One of the first articles I wrote was about radio interview techniques. I was arrogant enough to think that after a couple of interviews, I was sufficiently expert to tell others how to handle themselves.
Looking back on that article, I now realise that although I highlighted some of the major points, I missed out important pieces of advice.
I now consider myself a veteran of the radio circuit, having given about approximately sixty interviews on BBC radio stations scattered about the UK, in the US, Australia and even New Zealand. I made mistakes along the way but now will happily chat to anyone on air for hours hardly repeating myself, apart from saying “I think” about fifteen times an interview. So here are a few pointers if you are going on a radio show.
Firstly, you must relax! Yes, easier said than done, but you are not being interviewed for a job or a promotion. The host wants to give you every opportunity to talk about yourself. In fact, the more you chat, the happier that host will be. Pretend you are talking to your best friend – no, don’t tell them the sordid details of your romantic night last night – and it will be much more fun. You have just made their job very easy.
Make sure you listen to the show you have been invited on, before you give your interview. Know the name of your host. Calling Dave, Dick is not going to go down well…sorry, Dave! It’s also good if you say the name of the host when you respond to questions as in, “Yes, Dick…I mean Dave…I started writing before I could walk.”
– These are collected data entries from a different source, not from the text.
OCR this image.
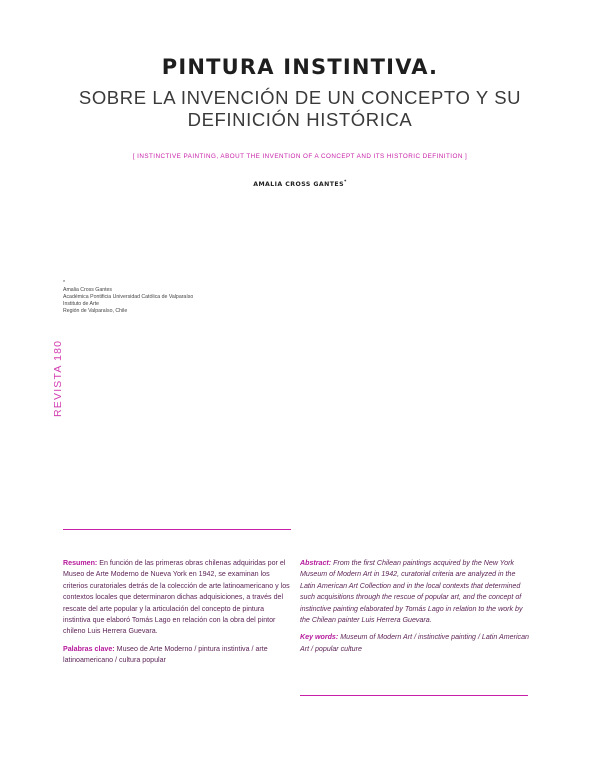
PINTURA INSTINTIVA.
SOBRE LA INVENCIÓN DE UN CONCEPTO Y SU
DEFINICIÓN HISTÓRICA
[ INSTINCTIVE PAINTING, ABOUT THE INVENTION OF A CONCEPT AND ITS HISTORIC DEFINITION ]
AMALIA CROSS GANTES*
*
Amalia Cross Gantes
Académica Pontificia Universidad Católica de Valparaíso
Instituto de Arte
Región de Valparaíso, Chile
REVISTA 180

Resumen: En función de las primeras obras chilenas adquiridas por el Museo de Arte Moderno de Nueva York en 1942, se examinan los criterios curatoriales detrás de la colección de arte latinoamericano y los contextos locales que determinaron dichas adquisiciones, a través del rescate del arte popular y la articulación del concepto de pintura instintiva que elaboró Tomás Lago en relación con la obra del pintor chileno Luis Herrera Guevara.

Palabras clave: Museo de Arte Moderno / pintura instintiva / arte latinoamericano / cultura popular

Abstract: From the first Chilean paintings acquired by the New York Museum of Modern Art in 1942, curatorial criteria are analyzed in the Latin American Art Collection and in the local contexts that determined such acquisitions through the rescue of popular art, and the concept of instinctive painting elaborated by Tomás Lago in relation to the work by the Chilean painter Luis Herrera Guevara.

Key words: Museum of Modern Art / instinctive painting / Latin American Art / popular culture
Please try not to answer with your mouth full. That may sound like an obvious statement but during one interview, I was given a large yellow cupcake and greedily started to scoff it, not realising the host was about to begin the interview. (Note: interviews can begin abruptly.) The same applies to coffee or water. In my experience it is best to refuse all offers of drinks and food. I am pretty sure the technicians try to catch you out to amuse themselves.
Never take in notes. You won’t be able to read them if you are in a studio. The chances are it will be dark in there and even if it isn’t, you don’t want to be caught rustling paper at the microphone. My first ever interview was an utter shambles because I took in reams of notes so I didn’t get caught out on any questions. I couldn’t see them because the lights were dimmed in the studio. I tried to get my glasses out of my handbag to help see, got tangled up in the headphone wire and knocked over my handbag, fell off the chair trying to reach for it and pulled the microphone and stand over, then nearly choked with embarrassment. Surprisingly, I was invited back for another interview but the technician said it was because I have provided the best entertainment for weeks.
Try not to consume any fizzy drinks prior to a show. Belching seems much louder when you are on air!
Turn off your cell phone. The dulcet tones of Prince singing “Do Me, Baby!” at high volume while the host is asking a question will not go down well. (It will make the tech support team break down in hysterics though.)
Make sure, if there are other guests due on the same show as you that you know who they are. I managed to confuse the cast of the excellent BBC drama The White Queen with a pop group and came out with some very strange questions about gigs and costumes.
Don’t nod your head or say “Uh-huh!” You can’t be seen.
If you are doing an interview overseas get the right time for the show and allow for the time zone changes. I agreed to do an interview in the USA for a show at 11am. I converted that to GMT time. Up until the very day, I was convinced I was doing the show at 3pm my time. It was only just before 3pm when I logged onto the site to listen to the hostess, that I realised the show went out at 11pm US Eastern time which meant it would be 3am my time. I won’t tell you the gory details, but suffice to say I woke up my husband who came thumping into the office demanding to know what I was up to, and cursing loudly. I think it livened up the show!
Turn up early. You will have to wait for your interview but everyone will be more relaxed knowing you are in reception and not still on the bus headed their way. You may even get a longer interview.
Always thank the host or hostess, even if you think the interview went badly. You might need their support again in the future. Ask for their autograph and try and get your photo taken with them. It doesn’t hurt to appreciate them. Send them a thank you note or email after the show. It will be appreciated.
Be very polite to the staff on the desk at the radio station. They have the power to put you through to the person you want when you phone for your next interview.
When doing a Skype interview, ensure you have a back-up plan if your internet goes down. As sure as eggs are eggs, your electricity or internet will fail just when you need it most.
Follow these tips and you’ll have a wonderful experience. Most of all, enjoy it!